Ce travail analytique se concentre sur les chiffres. Cependant, pour continuer à faire respecter et à développer les méthodes de concurrence, il est nécessaire d’entrer dans les détails. Selon l’étude sectorielle du Conseil des Architectes d’Europe (ACE/CAE), le nombre d’heures investies annuellement dans les concours est très variable en Europe et atteindrait près de 2000 en Belgique. Les architectes suisses n’ayant pas pu répondre à l’étude (faute de temps peut-être ?), nous ne pouvons pas estimer leur situation. Combien d’heures ont été investies pour créer l’exposition ZAZ ?

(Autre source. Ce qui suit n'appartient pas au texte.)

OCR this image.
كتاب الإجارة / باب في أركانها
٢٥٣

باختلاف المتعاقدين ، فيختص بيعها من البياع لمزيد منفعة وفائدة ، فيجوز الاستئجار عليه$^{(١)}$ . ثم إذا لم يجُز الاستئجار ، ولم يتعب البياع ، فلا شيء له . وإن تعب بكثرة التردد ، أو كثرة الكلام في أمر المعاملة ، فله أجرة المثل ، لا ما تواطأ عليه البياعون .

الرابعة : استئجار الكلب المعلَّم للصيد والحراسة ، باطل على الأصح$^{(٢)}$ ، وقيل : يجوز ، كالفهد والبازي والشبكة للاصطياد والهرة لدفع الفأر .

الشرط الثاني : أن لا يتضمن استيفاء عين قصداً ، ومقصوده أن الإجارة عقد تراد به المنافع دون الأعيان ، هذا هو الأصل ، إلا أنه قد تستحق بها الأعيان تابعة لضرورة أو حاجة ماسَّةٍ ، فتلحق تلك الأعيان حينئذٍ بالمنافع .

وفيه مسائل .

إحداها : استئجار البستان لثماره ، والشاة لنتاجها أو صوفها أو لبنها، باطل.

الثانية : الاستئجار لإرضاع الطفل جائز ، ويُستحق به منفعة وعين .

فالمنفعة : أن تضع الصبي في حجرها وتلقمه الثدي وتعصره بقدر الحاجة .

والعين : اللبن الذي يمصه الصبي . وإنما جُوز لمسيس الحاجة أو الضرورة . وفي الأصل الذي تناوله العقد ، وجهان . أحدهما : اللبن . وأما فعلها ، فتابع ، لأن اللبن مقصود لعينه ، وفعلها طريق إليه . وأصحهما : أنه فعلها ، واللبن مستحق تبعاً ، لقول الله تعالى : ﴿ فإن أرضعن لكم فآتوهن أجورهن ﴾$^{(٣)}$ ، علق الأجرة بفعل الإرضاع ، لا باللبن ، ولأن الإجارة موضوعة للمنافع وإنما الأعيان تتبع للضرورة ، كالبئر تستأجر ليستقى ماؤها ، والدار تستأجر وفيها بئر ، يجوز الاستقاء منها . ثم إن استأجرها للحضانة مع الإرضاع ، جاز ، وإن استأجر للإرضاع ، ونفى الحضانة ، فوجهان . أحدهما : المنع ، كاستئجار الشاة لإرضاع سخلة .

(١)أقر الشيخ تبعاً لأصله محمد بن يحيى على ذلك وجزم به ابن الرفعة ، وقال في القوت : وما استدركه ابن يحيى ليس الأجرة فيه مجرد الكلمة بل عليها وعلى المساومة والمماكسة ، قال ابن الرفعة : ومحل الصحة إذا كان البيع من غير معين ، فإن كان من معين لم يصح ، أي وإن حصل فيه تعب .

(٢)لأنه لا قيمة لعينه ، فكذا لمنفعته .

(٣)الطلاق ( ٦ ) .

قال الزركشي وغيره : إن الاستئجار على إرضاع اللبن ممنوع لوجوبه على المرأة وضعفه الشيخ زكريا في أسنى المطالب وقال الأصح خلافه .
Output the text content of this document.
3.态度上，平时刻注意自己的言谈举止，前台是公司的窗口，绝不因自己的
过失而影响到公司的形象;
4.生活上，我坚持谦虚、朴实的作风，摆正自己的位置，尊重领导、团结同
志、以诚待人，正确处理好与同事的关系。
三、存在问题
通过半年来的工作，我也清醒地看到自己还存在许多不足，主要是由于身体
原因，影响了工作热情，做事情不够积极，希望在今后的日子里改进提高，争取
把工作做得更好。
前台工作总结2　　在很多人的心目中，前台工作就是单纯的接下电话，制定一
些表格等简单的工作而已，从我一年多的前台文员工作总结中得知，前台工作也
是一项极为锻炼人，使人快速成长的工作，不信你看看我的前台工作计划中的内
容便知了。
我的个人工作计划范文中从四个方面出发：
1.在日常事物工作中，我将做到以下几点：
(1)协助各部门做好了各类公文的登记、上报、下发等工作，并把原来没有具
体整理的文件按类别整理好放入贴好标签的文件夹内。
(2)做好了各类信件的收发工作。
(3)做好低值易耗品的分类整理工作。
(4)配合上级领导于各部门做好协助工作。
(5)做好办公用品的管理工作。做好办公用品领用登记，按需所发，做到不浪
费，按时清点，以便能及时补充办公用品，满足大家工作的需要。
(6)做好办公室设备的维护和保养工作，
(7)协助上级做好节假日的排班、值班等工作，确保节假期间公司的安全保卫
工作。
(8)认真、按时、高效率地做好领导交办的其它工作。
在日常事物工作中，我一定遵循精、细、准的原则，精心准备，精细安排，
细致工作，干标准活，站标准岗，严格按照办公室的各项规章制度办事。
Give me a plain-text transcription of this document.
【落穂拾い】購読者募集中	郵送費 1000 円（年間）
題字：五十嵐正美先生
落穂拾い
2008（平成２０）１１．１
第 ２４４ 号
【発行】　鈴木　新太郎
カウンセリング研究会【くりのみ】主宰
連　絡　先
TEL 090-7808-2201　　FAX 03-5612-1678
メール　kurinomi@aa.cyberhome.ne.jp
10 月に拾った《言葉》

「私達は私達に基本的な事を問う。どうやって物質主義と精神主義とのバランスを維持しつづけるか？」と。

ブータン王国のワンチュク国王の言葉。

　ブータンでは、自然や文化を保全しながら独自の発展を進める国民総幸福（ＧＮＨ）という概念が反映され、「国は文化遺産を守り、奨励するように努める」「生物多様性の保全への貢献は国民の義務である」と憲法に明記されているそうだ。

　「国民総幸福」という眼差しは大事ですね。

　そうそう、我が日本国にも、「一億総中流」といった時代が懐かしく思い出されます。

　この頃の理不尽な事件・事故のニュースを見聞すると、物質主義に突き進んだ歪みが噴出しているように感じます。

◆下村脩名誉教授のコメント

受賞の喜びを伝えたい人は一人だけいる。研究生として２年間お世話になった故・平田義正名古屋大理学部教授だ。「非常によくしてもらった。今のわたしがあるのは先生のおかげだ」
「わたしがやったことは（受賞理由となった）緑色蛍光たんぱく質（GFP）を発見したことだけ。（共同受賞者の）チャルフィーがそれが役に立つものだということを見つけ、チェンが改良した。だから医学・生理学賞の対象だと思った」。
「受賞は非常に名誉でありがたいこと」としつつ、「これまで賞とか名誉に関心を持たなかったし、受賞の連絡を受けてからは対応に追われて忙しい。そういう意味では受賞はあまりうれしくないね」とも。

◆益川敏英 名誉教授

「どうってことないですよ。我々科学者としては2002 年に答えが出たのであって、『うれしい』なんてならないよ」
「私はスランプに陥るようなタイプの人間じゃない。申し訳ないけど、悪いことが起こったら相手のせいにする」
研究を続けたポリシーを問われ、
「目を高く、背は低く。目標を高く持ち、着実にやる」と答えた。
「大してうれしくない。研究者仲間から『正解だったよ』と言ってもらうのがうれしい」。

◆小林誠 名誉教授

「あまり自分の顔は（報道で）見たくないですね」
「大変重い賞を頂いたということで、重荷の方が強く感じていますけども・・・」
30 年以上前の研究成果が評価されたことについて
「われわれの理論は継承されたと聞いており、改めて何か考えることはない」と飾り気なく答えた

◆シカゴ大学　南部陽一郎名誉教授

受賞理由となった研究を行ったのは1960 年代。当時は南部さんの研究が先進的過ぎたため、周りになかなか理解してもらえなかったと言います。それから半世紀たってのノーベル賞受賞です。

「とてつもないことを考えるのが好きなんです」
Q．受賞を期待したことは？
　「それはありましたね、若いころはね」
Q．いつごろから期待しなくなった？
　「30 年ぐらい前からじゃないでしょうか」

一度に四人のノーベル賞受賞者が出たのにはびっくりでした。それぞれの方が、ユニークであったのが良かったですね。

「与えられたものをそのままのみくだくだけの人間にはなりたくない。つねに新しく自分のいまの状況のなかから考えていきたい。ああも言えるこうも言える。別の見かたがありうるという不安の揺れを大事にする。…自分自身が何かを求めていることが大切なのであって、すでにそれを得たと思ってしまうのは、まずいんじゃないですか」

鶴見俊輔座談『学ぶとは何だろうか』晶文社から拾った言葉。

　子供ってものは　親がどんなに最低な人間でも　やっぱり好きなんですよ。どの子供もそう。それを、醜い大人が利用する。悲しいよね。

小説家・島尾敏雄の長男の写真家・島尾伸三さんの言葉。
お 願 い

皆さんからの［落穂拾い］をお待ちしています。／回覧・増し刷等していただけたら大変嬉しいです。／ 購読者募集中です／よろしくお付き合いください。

Dans ce contexte, il est toujours bon de rappeler l’engagement absolument exceptionnel que la profession délivre à la société, sans garantie d’être récompensé, ni même rémunéré. Et de rappeler ce que réclame la SIA depuis 150 ans : le fair-play. Aucune statistique ne permet de distinguer les concours bien organisés de ceux qui prennent de plus en plus la forme d’appels d’offres déguisés dans le but d’obtenir un avant-projet (compact) à moindre coût : les cahiers des charges sont parfois si précis, les spécialistes jamais plus nombreux et les exigences si grandes que seule l’aspect économique du projet peut faire la différence. Le concours doit rester un concours d’architecture.